Apple’s invisible breakthroughs are just as beautiful as the ones you can see

Technology improvements are a bit like going to a movie or a magic show: you want to be wowed, but it works best when you don’t see what’s going on behind the scenes. You don’t want to know about the trapdoor, or the strings holding people up as they soar through the air, even if it gives some appreciation for the difficulty of the production, it robs it of some of its power and awe.

Apple ends up having to ride this line a lot. At the root of its ethos has been the desire to provide technology that feels magical and amazing to its customers. With every year that goes by and every new device that comes out, Apple wants to boast about its impressive new functionality, but some of its biggest technological breakthroughs happen at a level that is totally invisible to its users.

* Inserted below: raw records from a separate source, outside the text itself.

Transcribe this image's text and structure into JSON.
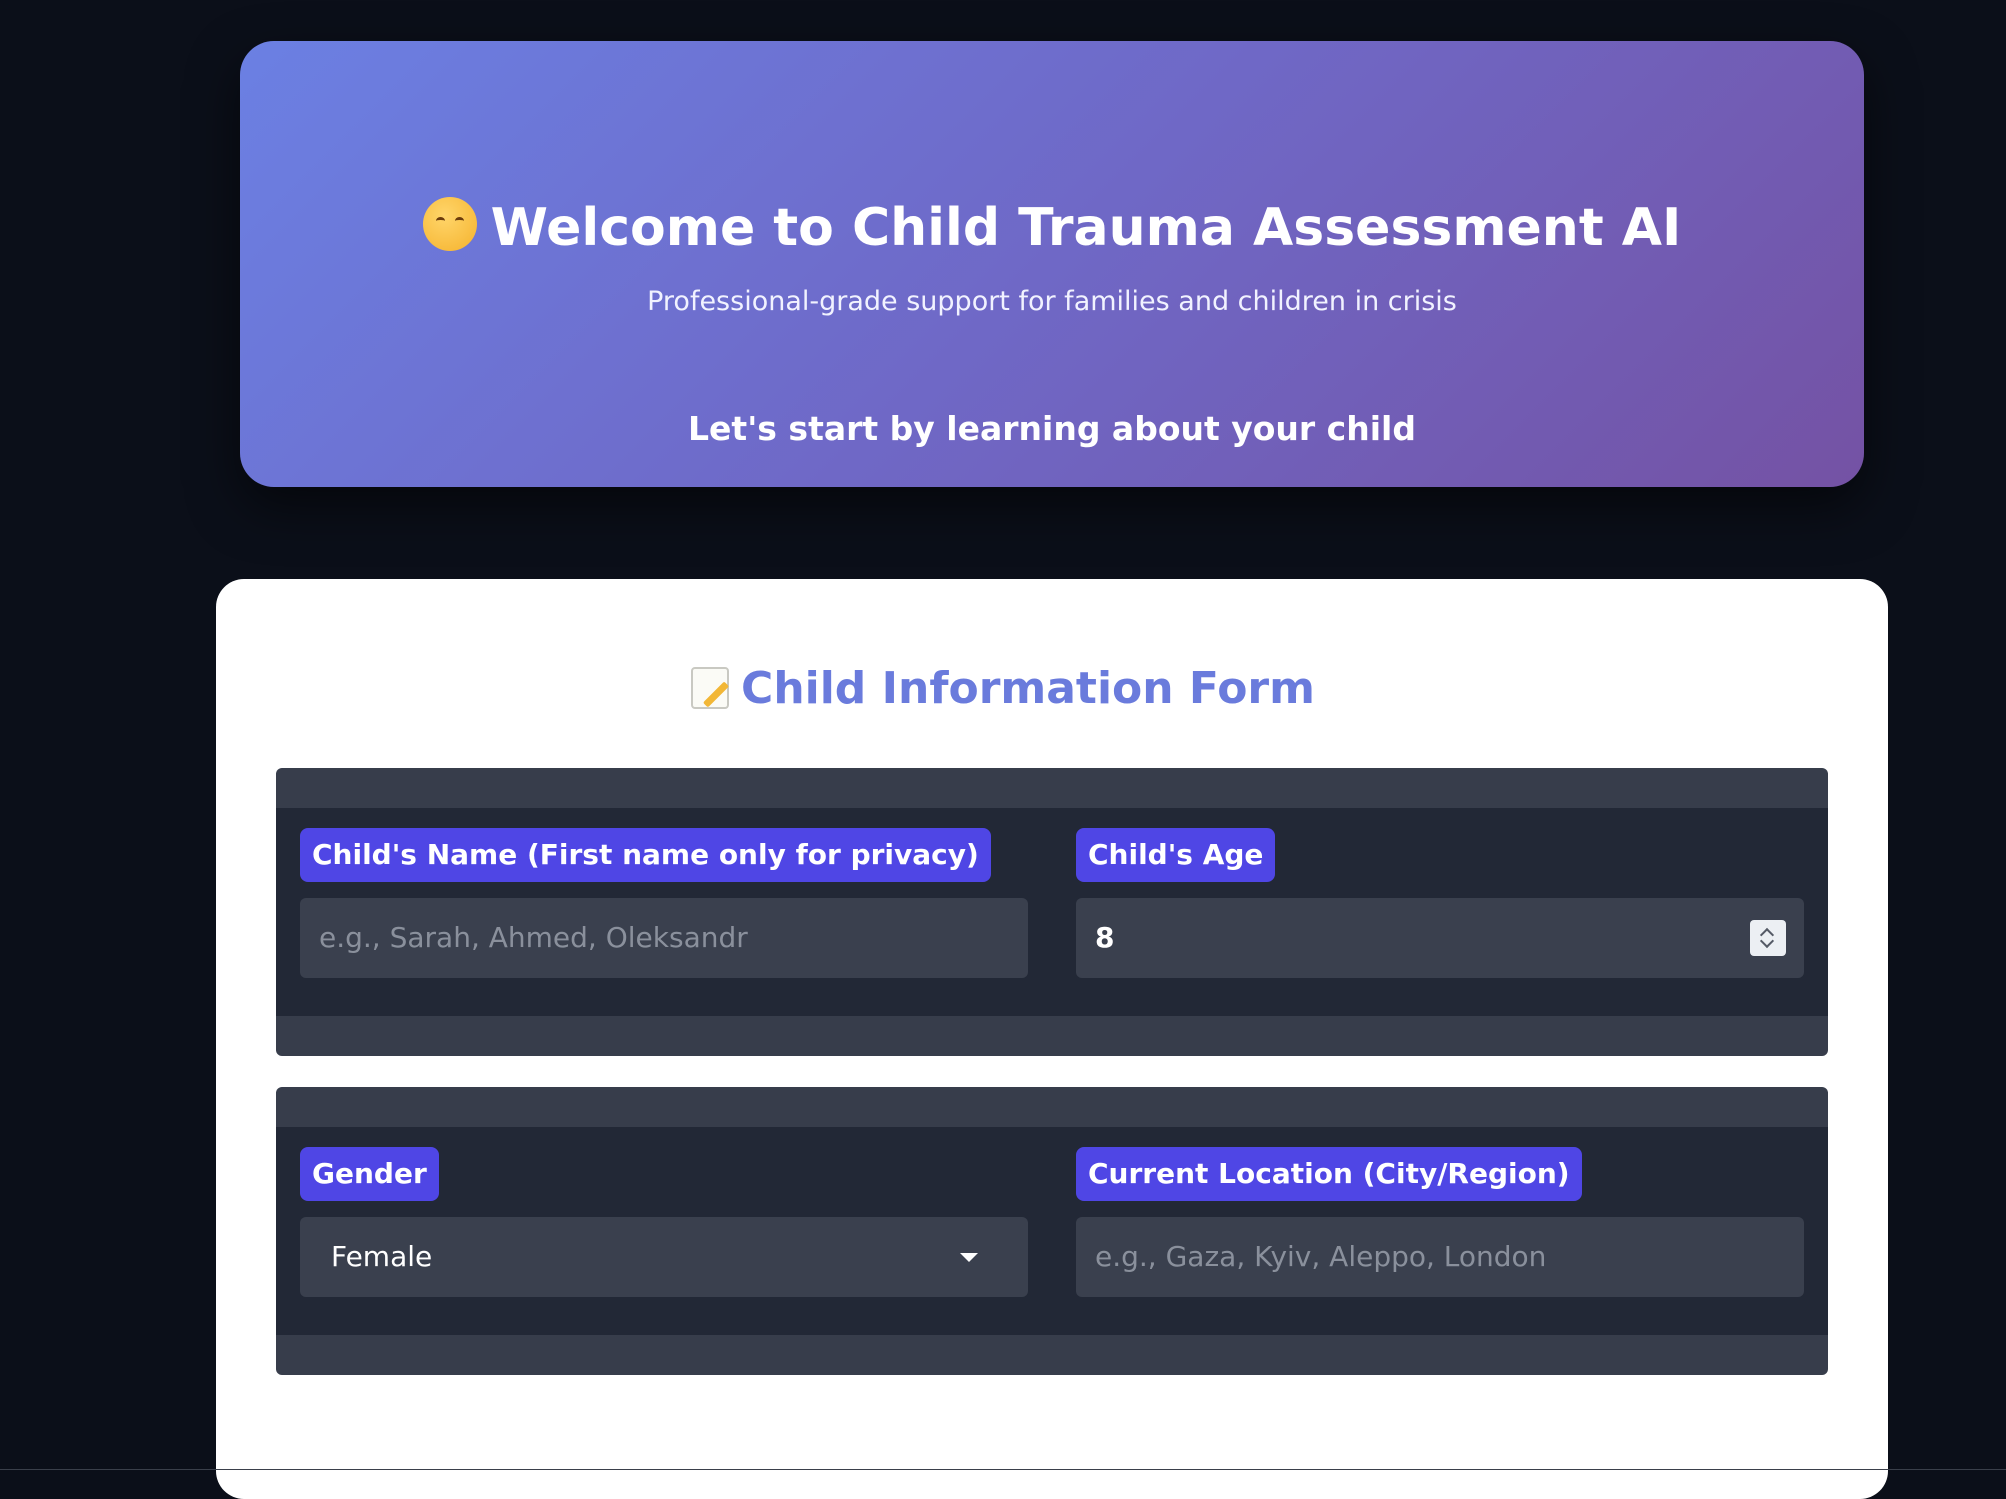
{
  "hero": {
    "title": "Welcome to Child Trauma Assessment AI",
    "subtitle": "Professional-grade support for families and children in crisis",
    "prompt": "Let's start by learning about your child"
  },
  "form": {
    "title": "Child Information Form",
    "name": {
      "label": "Child's Name (First name only for privacy)",
      "value": "",
      "placeholder": "e.g., Sarah, Ahmed, Oleksandr"
    },
    "age": {
      "label": "Child's Age",
      "value": "8"
    },
    "gender": {
      "label": "Gender",
      "selected": "Female"
    },
    "location": {
      "label": "Current Location (City/Region)",
      "value": "",
      "placeholder": "e.g., Gaza, Kyiv, Aleppo, London"
    }
  },
  "colors": {
    "page_background": "#0b0f19",
    "hero_gradient_start": "#6b80e3",
    "hero_gradient_end": "#7452a4",
    "form_title": "#6a7bdc",
    "label_background": "#4f46e5",
    "field_background": "#3a404e",
    "row_background": "#222836"
  },
  "icons": {
    "hero": "hugging-face-emoji",
    "form": "memo-emoji"
  }
}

It’s cases like that where the company has the difficult task of impressing how advanced some of these technologies are without belaboring the point. And with the onslaught of artificial intelligence features, it also means that the company has its work cut out for it if it wants to continue being the best example of magical, invisible technology.

A display built for two

This idea of invisible technology occurred to me most recently when Apple showed off the new iPad Pro’s Ultra Retina XDR screen. The display features not only two separate OLED panels placed on top of one another but also requires a carefully calibrated map of all the various brightnesses (which can vary widely amongst OLED pixels) to ensure that colors display evenly. That’s a wild amount of effort just for an end result of something that you hopefully never notice. (“Look how uniform all my reds are!” is a thing no one ever exclaimed.)


That screen also required an entirely new display controller built into Apple’s M4 chip, and building a new feature into a system on a chip is hardly a minor undertaking. That’s a lot of time, energy, and money spent on building a piece of technology that, at the end of the day, only really gets attention when something goes wrong.

Picture perfect

Perhaps the best example of Apple’s invisible tech is in the feature that has become the central attraction of smartphones: the camera. The amount of computational work that goes into snapping a “simple” photo is far more than the average user is ever aware of.

Analog cameras were relatively simple beasts in principle: press the shutter button and the light coming through the lens exposed the photosensitive film. You could alter a variety of aspects of the image based on factors like the lens aperture and how long the shutter remained open, but at a basic level, the image being captured by the lens was what ended up on the film.

Contrast that with Apple’s computational photography, which is often taking multiple photos at once in order to combine elements to make the picture you see look as close to what your eye observes. All of that is done automatically and invisibly at the moment you press the shutter button—and you will never notice.

But that’s the goal: making beautiful images seem as easy as clicking a button. While Apple does allow for features like exposure control or even different simulated “lens” types on the new iPhone 15 Pro, the company would clearly prefer that you don’t have to touch any of those at all—and most users probably don’t.

Quiet intelligence

So, as is contractually required by every piece of technology these days, how does this come back around to artificial intelligence?

It’s largely expected that Apple’s platform updates this year will have a prominent focus on AI throughout its OSes. While it’s not yet clear exactly how that technology will come into play, it’s not hard to imagine that the company wants it to be as seamless and transparent as possible. And that’s a challenge because, as the state of many AI technologies today shows us, the results are often anything but invisible–even worse, are invisible in a bad way. Apple certainly doesn’t want any examples of artificially generated art with the wrong number of fingers, or a Siri that gives bizarre answers to questions about pizza.

And yet many of those problems are intrinsic to the nature of generative AI, and it’s unreasonable to expect that Apple has somehow fixed these flaws in the relatively short amount of time it’s been developing those features. All of this tells me that, though the company may have ambitions to show off powerful features that leverage its prowess in artificial intelligence, those capabilities may not be quite what we expect—nor what its competitors are showing off.

To avoid its AI giving bad answers like Google AI, Apple may decide to implement AI features in a more subtle way in iOS, iPadOS, and macOS.

Because Apple prioritizes invisible technology that “just works,” I’d expect these AI-powered features to be more understated than what we’ve seen from Google, Microsoft, and OpenAI. No bedtime stories, AI-powered search results, or even a feature to let you look back through all of your computing history. What Apple rolls out will be intended to blend in and disappear, providing you with the information you need without drawing attention to itself—in just the same way that pressing the shutter button results in exactly the picture you thought you took.